Des portraits de femmes de (contre-)pouvoir

Dans la série, leur sexe n’est pas leur seul point commun puisqu’il faut s’intéresser à leur connaissance. Dans la série, Kasper Juul, le conseiller de Birgitte, entretient une relation tumultueuse avec Katrine Fønsmark, journaliste pour la chaîne TV1.

À l’image de Birgitte Nyborg, Katrine doit apprendre le vis de son milieu journalistique durant la saison 1. Souvent assimilée à un chien fou aveuglé par ses convictions, la jeune journaliste devient un peu plus pragmatique à chaque difficulté rencontrée. Bien que la première saison s’achève par son départ de la chaîne, ce n’est que pour le meilleur. Katrine maîtrise davantage son contre-pouvoir.

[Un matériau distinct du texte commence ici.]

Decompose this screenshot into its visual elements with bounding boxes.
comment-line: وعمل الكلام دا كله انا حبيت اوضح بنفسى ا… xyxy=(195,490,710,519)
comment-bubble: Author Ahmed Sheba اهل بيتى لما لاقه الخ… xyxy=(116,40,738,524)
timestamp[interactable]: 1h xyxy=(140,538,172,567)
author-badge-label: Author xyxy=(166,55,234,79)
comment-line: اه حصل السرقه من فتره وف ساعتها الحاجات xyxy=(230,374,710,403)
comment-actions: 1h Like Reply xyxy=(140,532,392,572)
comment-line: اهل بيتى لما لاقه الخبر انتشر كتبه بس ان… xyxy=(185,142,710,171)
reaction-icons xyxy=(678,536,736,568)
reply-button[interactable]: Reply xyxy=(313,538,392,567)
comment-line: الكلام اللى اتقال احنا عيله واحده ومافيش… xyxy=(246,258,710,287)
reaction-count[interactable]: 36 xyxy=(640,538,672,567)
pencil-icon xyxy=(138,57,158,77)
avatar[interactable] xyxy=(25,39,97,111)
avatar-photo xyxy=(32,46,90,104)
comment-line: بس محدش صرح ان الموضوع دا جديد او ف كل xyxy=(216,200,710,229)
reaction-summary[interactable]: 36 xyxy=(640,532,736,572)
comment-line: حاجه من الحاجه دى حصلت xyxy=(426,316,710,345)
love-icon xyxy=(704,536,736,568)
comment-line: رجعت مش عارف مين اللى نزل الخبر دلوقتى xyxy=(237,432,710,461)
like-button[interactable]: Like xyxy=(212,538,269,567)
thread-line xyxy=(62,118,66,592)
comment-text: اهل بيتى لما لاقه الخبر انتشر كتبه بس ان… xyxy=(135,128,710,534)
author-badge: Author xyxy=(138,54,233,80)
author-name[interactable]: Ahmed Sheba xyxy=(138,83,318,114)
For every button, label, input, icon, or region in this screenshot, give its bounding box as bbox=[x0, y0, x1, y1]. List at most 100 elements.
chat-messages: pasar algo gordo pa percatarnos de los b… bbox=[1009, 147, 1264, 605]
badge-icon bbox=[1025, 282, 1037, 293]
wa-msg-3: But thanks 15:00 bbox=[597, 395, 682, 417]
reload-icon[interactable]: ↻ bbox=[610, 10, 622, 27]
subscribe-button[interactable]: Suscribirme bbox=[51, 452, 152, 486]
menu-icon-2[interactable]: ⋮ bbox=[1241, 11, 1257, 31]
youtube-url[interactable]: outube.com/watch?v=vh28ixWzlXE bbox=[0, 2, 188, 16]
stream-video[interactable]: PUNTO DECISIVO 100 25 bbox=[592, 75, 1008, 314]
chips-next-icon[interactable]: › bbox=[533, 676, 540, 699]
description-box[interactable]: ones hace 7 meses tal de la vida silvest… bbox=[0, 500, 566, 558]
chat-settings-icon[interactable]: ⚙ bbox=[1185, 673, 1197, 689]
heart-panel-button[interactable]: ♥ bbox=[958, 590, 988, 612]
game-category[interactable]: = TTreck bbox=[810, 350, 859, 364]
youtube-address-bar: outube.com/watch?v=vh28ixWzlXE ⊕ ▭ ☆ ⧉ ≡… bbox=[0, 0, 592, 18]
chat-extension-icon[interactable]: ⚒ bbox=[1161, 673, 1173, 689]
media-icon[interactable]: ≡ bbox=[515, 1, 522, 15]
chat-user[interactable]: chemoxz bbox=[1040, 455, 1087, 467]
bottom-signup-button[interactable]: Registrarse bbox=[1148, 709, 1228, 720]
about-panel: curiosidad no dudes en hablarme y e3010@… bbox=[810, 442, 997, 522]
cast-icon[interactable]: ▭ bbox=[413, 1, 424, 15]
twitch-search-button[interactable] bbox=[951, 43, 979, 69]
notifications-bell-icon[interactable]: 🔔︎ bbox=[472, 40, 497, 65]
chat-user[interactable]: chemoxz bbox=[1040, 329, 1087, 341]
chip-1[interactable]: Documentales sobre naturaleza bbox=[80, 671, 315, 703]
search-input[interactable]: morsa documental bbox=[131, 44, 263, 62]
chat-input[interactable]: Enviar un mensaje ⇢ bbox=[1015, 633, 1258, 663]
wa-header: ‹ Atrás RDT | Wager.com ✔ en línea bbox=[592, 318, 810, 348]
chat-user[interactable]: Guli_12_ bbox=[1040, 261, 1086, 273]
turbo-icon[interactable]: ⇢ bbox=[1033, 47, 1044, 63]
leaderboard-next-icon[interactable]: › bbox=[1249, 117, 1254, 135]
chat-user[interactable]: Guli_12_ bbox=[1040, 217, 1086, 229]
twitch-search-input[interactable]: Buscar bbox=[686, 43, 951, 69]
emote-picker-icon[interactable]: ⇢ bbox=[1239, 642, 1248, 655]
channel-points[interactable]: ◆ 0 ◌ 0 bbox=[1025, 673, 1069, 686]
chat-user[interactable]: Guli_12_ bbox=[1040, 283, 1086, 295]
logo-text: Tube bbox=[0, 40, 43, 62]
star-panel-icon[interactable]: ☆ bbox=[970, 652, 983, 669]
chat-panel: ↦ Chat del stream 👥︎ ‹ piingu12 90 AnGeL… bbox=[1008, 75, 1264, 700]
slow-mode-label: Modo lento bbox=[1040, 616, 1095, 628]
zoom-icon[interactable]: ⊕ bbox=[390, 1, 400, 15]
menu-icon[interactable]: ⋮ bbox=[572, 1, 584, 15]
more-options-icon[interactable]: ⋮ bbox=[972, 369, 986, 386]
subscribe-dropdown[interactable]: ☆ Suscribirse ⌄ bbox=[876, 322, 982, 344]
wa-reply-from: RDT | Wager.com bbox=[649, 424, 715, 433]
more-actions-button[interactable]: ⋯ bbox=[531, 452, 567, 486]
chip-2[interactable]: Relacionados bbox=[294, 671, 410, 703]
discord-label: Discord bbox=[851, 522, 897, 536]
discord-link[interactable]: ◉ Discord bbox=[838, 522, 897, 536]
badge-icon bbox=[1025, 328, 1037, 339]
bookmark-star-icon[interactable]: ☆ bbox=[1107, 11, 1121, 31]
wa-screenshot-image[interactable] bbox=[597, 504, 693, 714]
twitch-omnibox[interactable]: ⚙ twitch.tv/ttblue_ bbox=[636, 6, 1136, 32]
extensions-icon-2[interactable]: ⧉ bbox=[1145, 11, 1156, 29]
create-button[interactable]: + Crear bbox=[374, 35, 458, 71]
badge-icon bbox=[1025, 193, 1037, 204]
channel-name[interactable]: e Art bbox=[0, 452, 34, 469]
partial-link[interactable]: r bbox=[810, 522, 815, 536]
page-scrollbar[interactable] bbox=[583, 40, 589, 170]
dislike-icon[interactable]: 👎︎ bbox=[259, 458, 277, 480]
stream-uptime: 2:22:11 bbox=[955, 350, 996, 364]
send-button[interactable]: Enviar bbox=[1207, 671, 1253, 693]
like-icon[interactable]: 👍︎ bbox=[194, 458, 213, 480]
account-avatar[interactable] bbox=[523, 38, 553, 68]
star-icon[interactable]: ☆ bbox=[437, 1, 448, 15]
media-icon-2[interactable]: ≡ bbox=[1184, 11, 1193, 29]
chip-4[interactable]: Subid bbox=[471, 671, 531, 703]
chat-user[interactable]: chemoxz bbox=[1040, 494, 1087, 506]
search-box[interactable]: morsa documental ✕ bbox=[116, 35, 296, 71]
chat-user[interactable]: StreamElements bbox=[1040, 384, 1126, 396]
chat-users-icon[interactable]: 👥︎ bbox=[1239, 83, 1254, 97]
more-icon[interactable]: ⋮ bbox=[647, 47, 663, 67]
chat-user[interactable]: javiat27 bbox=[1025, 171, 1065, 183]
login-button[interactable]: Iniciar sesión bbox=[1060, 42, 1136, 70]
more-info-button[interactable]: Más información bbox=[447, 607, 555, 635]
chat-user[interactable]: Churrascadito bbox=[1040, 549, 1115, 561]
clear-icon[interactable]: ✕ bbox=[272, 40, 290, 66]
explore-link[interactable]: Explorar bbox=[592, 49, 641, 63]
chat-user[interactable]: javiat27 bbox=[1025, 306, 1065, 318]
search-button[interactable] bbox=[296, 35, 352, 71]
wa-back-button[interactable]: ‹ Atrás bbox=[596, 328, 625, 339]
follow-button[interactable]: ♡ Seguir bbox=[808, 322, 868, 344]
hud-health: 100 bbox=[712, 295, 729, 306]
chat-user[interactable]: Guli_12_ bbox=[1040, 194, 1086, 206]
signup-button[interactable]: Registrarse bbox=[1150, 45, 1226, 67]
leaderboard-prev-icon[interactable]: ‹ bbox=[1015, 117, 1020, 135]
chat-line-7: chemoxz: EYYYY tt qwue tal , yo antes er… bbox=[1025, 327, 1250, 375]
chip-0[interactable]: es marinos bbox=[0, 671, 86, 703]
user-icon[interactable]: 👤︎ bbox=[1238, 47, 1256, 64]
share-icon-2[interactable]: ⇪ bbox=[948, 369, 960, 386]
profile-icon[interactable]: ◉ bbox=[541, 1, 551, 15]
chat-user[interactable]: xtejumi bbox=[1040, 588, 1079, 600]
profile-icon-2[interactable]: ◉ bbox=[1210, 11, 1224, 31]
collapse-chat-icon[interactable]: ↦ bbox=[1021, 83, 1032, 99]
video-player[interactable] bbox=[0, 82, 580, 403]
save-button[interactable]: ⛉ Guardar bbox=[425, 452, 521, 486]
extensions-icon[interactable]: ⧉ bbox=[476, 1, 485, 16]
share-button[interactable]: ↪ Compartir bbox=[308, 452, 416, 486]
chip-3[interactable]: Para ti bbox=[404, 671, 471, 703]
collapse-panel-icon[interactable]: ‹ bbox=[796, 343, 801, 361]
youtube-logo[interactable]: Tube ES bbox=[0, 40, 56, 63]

Y a-t-il un discours féministe dans la série ? Oui et non. Selon Pierre Sérisier, le postféminisme se définit par la capacité des individus à reconnaître les compétences personnelles d’une personne sans tenir compte de son genre.

Dans cette perspective, Birgitte Nyborg est clairement une « héroïne postféministe » puisqu’elle s’impose en politique, non pas au travers des qualités prétendument liées au féminin, mais uniquement grâce à son habileté politique.

Conclusion

Pour les auteurs de la série, un grand Homme politique serait une personne sachant entretenir l’illusion des convictions. En dévoilant une vie démocratique en berne, la série cherche  à stimuler l’esprit de son spectateur sur les questions de morale pour un dirigeant. Borgen, femme au pouvoir ou l’art des concessions.